The Petrie-Flom Center for Health Law Policy, Biotechnology, and Bioethics is housed at Harvard Law School.
The Petrie-Flom Center for Health Law Policy, Biotechnology, and Bioethics is housed at Harvard Law School. By Julian J. Giordano

A panel of legal experts discussed lessons the psychedelics industry can learn from the history of U.S. cannabis policy during a virtual event hosted by Harvard Law School’s Petrie-Flom Center.

The panel, which discussed the implications of cannabis legalization in many states for the psychedelics industry, was moderated by Mason Marks, a Florida State University College of Law professor and a senior fellow at the Petrie-Flom Center. The event also featured law firm partners Hadas Alterman, Ariel Clark, and Vincent Sliwoski, as well as Vanderbilt Law School professor Robert Mikos.

Alterman said many private industries need to prepare for the potential decriminalization of psychedelic drugs, noting that the United States would require many more therapists and psychotherapists in the event more psychedelic drugs are legalized.

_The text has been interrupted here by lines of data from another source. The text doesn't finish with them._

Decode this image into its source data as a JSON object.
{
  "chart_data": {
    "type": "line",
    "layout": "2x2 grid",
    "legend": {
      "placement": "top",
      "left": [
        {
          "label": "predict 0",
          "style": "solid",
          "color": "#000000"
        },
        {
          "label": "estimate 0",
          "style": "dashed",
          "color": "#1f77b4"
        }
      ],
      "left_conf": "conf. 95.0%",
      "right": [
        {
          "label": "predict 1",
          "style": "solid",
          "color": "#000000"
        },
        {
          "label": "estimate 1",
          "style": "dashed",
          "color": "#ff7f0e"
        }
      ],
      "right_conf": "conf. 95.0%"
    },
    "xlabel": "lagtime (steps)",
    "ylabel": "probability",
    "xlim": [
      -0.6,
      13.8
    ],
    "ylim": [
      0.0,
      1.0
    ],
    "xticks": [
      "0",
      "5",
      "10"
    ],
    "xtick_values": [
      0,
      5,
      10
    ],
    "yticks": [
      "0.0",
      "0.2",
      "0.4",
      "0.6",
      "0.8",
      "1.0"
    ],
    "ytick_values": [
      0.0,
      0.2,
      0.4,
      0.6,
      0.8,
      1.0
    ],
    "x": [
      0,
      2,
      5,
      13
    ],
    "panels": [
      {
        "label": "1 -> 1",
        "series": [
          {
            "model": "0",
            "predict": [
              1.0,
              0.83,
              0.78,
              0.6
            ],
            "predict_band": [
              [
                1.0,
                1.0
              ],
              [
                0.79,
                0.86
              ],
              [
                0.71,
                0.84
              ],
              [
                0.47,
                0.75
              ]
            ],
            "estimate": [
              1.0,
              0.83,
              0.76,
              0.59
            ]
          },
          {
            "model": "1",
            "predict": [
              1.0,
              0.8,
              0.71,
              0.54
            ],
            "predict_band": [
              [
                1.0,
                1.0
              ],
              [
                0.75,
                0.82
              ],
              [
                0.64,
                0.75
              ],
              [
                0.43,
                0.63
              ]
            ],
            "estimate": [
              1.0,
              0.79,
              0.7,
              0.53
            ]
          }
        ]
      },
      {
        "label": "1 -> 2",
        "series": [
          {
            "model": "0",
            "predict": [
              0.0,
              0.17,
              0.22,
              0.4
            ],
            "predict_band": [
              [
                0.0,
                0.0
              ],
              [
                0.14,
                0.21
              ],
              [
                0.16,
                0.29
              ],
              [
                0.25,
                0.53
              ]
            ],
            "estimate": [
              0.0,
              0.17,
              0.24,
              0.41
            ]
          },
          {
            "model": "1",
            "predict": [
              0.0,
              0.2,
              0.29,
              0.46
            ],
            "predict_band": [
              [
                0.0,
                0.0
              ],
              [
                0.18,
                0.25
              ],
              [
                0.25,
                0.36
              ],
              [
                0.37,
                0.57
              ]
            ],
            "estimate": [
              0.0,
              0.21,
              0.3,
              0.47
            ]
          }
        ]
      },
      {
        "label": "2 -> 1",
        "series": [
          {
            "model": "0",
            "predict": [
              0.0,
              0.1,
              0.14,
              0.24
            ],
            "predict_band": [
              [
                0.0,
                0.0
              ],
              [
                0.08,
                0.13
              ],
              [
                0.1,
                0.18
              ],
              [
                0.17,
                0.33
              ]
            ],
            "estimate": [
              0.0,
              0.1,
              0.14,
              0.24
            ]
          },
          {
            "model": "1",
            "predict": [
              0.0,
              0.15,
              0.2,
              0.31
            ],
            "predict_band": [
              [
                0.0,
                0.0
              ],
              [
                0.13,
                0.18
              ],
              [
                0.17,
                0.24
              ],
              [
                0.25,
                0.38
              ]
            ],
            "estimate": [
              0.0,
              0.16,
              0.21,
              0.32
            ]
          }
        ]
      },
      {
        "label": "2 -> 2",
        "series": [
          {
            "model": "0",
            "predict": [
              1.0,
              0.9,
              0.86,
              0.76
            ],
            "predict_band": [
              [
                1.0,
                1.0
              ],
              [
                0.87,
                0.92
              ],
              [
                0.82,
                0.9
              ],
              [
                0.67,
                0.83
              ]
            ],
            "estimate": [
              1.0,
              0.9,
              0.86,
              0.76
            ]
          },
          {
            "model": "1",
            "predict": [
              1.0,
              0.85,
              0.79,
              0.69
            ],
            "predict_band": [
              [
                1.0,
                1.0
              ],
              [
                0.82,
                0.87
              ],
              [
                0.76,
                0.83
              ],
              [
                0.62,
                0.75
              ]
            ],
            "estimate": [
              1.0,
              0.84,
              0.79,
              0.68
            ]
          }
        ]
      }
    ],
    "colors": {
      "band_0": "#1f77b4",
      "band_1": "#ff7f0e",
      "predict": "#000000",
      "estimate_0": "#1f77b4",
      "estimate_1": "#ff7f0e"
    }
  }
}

“That’s an entire universe of legal needs, corporate practice of medicine considerations, interactions with state agencies, federal agencies,” she said.

Clark said the regulation of cannabis in some states has rendered the drug unaffordable. He said the psychedelics industry should “create relationships” with the health care industry and other businesses to avoid the “same sort of bad outcomes that we see with cannabis.”

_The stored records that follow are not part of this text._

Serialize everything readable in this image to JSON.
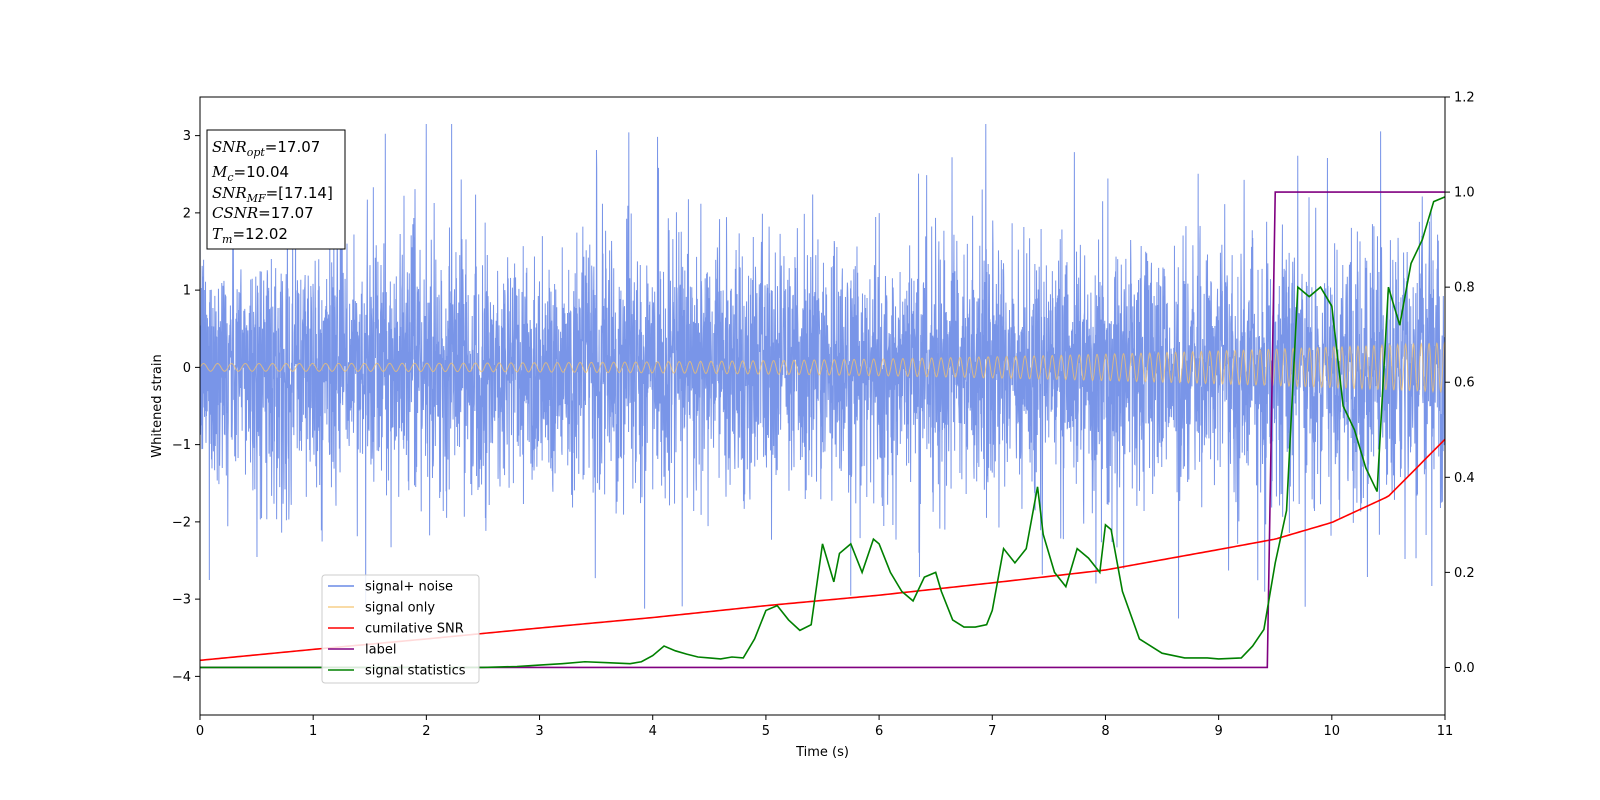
{
  "chart_data": {
    "type": "line",
    "xlabel": "Time (s)",
    "ylabel": "Whitened strain",
    "xlim": [
      0,
      11
    ],
    "ylim": [
      -4.5,
      3.5
    ],
    "y2lim": [
      -0.1,
      1.2
    ],
    "xticks": [
      "0",
      "1",
      "2",
      "3",
      "4",
      "5",
      "6",
      "7",
      "8",
      "9",
      "10",
      "11"
    ],
    "xtick_values": [
      0,
      1,
      2,
      3,
      4,
      5,
      6,
      7,
      8,
      9,
      10,
      11
    ],
    "yticks": [
      "−4",
      "−3",
      "−2",
      "−1",
      "0",
      "1",
      "2",
      "3"
    ],
    "ytick_values": [
      -4,
      -3,
      -2,
      -1,
      0,
      1,
      2,
      3
    ],
    "y2ticks": [
      "0.0",
      "0.2",
      "0.4",
      "0.6",
      "0.8",
      "1.0",
      "1.2"
    ],
    "y2tick_values": [
      0,
      0.2,
      0.4,
      0.6,
      0.8,
      1.0,
      1.2
    ],
    "grid": false,
    "legend_position": "lower-left",
    "series": [
      {
        "name": "signal+ noise",
        "axis": "left",
        "color": "#6a8ae6",
        "description_values": {
          "typical_range": [
            -2.2,
            2.2
          ],
          "extremes": [
            -3.25,
            3.15
          ]
        }
      },
      {
        "name": "signal only",
        "axis": "left",
        "color": "#f5c36b",
        "amplitude_start": 0.05,
        "amplitude_end": 0.32
      },
      {
        "name": "cumilative SNR",
        "axis": "right",
        "color": "#ff0000",
        "x": [
          0,
          1,
          2,
          3,
          4,
          5,
          6,
          7,
          8,
          9,
          9.5,
          10,
          10.5,
          11
        ],
        "y": [
          0.015,
          0.038,
          0.06,
          0.083,
          0.105,
          0.13,
          0.152,
          0.178,
          0.205,
          0.248,
          0.27,
          0.305,
          0.36,
          0.48
        ]
      },
      {
        "name": "label",
        "axis": "right",
        "color": "#800080",
        "x": [
          0,
          9.43,
          9.5,
          11
        ],
        "y": [
          0,
          0,
          1,
          1
        ]
      },
      {
        "name": "signal statistics",
        "axis": "right",
        "color": "#008000",
        "x": [
          0,
          0.5,
          1,
          1.5,
          2,
          2.5,
          2.8,
          3,
          3.2,
          3.4,
          3.6,
          3.8,
          3.9,
          4,
          4.1,
          4.2,
          4.3,
          4.4,
          4.5,
          4.6,
          4.7,
          4.8,
          4.9,
          5,
          5.1,
          5.2,
          5.3,
          5.4,
          5.5,
          5.6,
          5.65,
          5.75,
          5.85,
          5.95,
          6,
          6.1,
          6.2,
          6.3,
          6.4,
          6.5,
          6.55,
          6.65,
          6.75,
          6.85,
          6.95,
          7,
          7.1,
          7.2,
          7.3,
          7.4,
          7.45,
          7.55,
          7.65,
          7.75,
          7.85,
          7.95,
          8,
          8.05,
          8.15,
          8.3,
          8.5,
          8.7,
          8.9,
          9,
          9.2,
          9.3,
          9.4,
          9.5,
          9.6,
          9.7,
          9.8,
          9.9,
          10,
          10.1,
          10.2,
          10.3,
          10.4,
          10.5,
          10.6,
          10.7,
          10.8,
          10.9,
          11
        ],
        "y": [
          0,
          0,
          0,
          0,
          0,
          0,
          0.002,
          0.005,
          0.008,
          0.012,
          0.01,
          0.008,
          0.012,
          0.025,
          0.045,
          0.035,
          0.028,
          0.022,
          0.02,
          0.018,
          0.022,
          0.02,
          0.06,
          0.12,
          0.13,
          0.1,
          0.078,
          0.09,
          0.26,
          0.18,
          0.24,
          0.26,
          0.2,
          0.27,
          0.26,
          0.2,
          0.16,
          0.14,
          0.19,
          0.2,
          0.16,
          0.1,
          0.085,
          0.085,
          0.09,
          0.12,
          0.25,
          0.22,
          0.25,
          0.38,
          0.28,
          0.2,
          0.17,
          0.25,
          0.23,
          0.2,
          0.3,
          0.29,
          0.16,
          0.06,
          0.03,
          0.02,
          0.02,
          0.018,
          0.02,
          0.045,
          0.08,
          0.22,
          0.33,
          0.8,
          0.78,
          0.8,
          0.76,
          0.55,
          0.5,
          0.42,
          0.37,
          0.8,
          0.72,
          0.85,
          0.9,
          0.98,
          0.99
        ]
      }
    ],
    "annotation": {
      "lines": [
        {
          "sym": "SNR",
          "sub": "opt",
          "val": "=17.07"
        },
        {
          "sym": "M",
          "sub": "c",
          "val": "=10.04"
        },
        {
          "sym": "SNR",
          "sub": "MF",
          "val": "=[17.14]"
        },
        {
          "sym": "CSNR",
          "sub": "",
          "val": "=17.07"
        },
        {
          "sym": "T",
          "sub": "m",
          "val": "=12.02"
        }
      ]
    }
  }
}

“We need to incorporate religious and community use, we need to have very minimal regulation and taxation. The cost of these medicines — it needs to be truly accessible,” she said. Otherwise, “psychedelics will look just like what we see in the pharmaceutical industry and in this country where health care and medicine is really just affordable for some.”

Alterman added that the regulation of the psychedelics industry needs to be socially equitable.

“At the most basic level, we need consistent, safe, high-quality care across the board. We need certified practitioners who are operating at or above a uniform standard of care, who have been trained rigorously to do this work,” she said. “That will be a balancing act between protecting consumers and not over regulating.”

Additionally, Clark suggested that regulations for psychedelics should also encompass religious and recreational uses of the drugs, rather than simply medical applications.

“We need to have all of these different points and paradigms of access and meet people where they are,” Clark said. “And it needs to be broadly inclusive and cannot just favor sort of a medicalized, therapeutic approach — that’s not culturally thoughtful.”

Carmel D. Shachar, executive director of the Petrie-Flom Center, said in an interview the event was held in light of a Colorado ballot measure, Proposition 122, which asked voters to weigh in on the decriminalization and regulation of certain psychedelics.

“I hope that what people will take from this event — regardless of where they personally stand on the legalization of psychedelics — is that it is really complicated to move, regulating these [substances] from the criminal system into legalization,” Shachar said.